Inflacja na Węgrzech jest najwyższa w regionie (dla porównania w Polsce według Głównego Urzędu Statystycznego w październiku ceny towarów i usług konsumpcyjnych wzrosły o 17,9 proc. rok do roku). W Czechach wskaźnik inflacji CPI wyniósł w październiku 15,1 proc. w stosunku rocznym (wobec 18 proc. we wrześniu 2022 roku). W Rumunii w ciągu ostatnich 12 miesięcy ceny wzrosły zaś o 15,88 proc.

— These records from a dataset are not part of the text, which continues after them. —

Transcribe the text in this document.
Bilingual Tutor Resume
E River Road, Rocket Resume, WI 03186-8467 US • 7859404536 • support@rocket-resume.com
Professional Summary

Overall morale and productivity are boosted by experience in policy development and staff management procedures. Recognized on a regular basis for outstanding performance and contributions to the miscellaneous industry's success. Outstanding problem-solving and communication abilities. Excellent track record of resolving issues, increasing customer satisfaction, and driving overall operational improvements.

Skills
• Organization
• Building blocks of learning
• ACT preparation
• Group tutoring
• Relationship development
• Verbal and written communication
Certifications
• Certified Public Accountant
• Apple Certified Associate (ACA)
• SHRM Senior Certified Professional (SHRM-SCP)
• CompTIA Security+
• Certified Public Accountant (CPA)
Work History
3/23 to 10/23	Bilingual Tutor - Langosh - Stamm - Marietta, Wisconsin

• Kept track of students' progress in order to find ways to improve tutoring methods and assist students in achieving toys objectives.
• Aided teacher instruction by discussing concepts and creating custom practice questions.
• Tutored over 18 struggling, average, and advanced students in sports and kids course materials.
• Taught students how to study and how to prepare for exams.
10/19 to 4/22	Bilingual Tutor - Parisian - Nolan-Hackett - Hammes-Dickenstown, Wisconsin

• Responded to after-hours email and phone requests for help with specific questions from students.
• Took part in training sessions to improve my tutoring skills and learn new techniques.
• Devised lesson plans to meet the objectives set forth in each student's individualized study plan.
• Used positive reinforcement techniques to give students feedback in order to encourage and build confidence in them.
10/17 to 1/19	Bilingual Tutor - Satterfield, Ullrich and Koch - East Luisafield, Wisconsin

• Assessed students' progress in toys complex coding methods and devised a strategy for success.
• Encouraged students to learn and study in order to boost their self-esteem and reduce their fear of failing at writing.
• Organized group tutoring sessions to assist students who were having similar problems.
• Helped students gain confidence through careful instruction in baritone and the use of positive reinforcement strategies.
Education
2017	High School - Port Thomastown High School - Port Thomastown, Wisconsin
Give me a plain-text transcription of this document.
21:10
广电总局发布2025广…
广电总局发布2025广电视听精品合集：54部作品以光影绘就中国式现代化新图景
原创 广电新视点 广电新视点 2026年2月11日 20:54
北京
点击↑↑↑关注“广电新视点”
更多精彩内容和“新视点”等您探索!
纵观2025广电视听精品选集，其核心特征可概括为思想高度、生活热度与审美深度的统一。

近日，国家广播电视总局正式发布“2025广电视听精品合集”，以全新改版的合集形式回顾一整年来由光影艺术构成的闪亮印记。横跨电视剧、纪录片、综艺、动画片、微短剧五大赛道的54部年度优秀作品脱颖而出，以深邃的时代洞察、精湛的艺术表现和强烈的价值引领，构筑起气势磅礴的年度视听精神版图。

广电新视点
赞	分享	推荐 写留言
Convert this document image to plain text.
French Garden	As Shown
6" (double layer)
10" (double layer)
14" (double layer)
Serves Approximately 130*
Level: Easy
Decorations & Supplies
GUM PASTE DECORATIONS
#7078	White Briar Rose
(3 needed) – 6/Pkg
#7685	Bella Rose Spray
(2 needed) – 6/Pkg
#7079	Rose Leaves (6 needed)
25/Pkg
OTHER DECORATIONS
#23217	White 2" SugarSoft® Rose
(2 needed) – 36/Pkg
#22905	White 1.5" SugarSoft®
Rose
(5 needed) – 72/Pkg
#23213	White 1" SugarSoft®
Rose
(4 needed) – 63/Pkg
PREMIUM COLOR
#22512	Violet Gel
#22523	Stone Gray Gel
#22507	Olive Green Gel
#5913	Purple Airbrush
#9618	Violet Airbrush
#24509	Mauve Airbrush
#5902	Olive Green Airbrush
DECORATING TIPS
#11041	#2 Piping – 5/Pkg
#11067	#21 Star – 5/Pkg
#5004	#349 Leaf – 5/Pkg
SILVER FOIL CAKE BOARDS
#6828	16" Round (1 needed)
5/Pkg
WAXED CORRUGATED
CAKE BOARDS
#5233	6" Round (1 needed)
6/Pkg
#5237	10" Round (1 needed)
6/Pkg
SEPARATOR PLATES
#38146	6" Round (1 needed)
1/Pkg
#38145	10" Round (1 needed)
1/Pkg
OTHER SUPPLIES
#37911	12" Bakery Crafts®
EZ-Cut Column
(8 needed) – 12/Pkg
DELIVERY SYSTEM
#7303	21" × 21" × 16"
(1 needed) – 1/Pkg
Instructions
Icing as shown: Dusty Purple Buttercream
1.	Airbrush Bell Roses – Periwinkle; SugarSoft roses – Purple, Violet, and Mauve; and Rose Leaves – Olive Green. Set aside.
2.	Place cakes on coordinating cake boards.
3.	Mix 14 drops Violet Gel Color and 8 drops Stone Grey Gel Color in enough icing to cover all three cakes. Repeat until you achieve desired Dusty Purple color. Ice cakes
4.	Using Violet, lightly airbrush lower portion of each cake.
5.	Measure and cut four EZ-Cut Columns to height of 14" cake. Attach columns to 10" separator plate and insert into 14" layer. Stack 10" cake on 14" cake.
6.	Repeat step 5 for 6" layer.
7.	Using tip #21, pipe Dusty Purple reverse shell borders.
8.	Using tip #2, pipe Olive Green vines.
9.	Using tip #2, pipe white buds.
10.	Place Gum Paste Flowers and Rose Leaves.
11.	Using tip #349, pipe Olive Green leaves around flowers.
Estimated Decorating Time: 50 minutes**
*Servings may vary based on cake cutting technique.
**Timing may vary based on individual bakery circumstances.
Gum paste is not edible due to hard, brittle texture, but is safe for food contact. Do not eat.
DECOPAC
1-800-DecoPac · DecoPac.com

Dla polityki gospodarczej rządu Viktora Orbána tak wysokie tempo wzrostu cen to – obok spadku wartości krajowej waluty, czyli forinta – jeden z najważniejszych problemów do rozwiązania. Władze w Budapeszcie próbują zaniżać wskaźnik CPI przez obowiązujące od ubiegłego roku ceny maksymalne podstawowych paliw (decyzją rządu po preferencyjnej stawce wynoszącej zaledwie 480 forintów –  równowartość 5,56 zł – za litr benzyny czy oleju napędowego na węgierskich stacjach mogą tankować już tylko posiadacze aut na węgierskich tablicach rejestracyjnych) oraz sześciu podstawowych produktów żywnościowych, w tym mleka oraz mąki. Rząd w Budapeszcie nie pozwolił również działającym na Węgrzech bankom na podnoszenie rat kredytów hipotecznych, mimo gwałtownego wzrostu stóp procentowych nad Dunajem.

Więcej cen regulowanych

Węgierski premier Viktor Orbán błyskawicznie zareagował również na dzisiejsze dane o rekordowej inflacji i ogłosił już oficjalnie wprowadzenie nowych państwowych regulacji dotyczących cen kolejnych produktów.

Podczas dzisiejszej konferencji prasowej węgierskie władze ogłosiły, że zwiększą liczbę podstawowych produktów żywnościowych, które objęte są rządowymi limitami cen maksymalnych. Rząd w Budapeszcie utrzymał zasadę, że mąka pszenna, cukier, olej słonecznikowy, udziec wieprzowy, piersi kurczaka oraz mleko krowie o zawartości tłuszczu wynoszącym 2,8 proc. nie mogą być sprzedawane drożej niż w połowie października ubiegłego roku. Dziś rząd do listy produktów, w których przestaje obowiązywać wolnorynkowa polityka wyznaczania cen, dopisał jaja oraz ziemniaki. W przypadku tych dwóch ostatnich produktów maksymalna cena, której mogą żądać sprzedawcy, to ta, która obowiązywała w danym sklepie 30 września 2022 roku.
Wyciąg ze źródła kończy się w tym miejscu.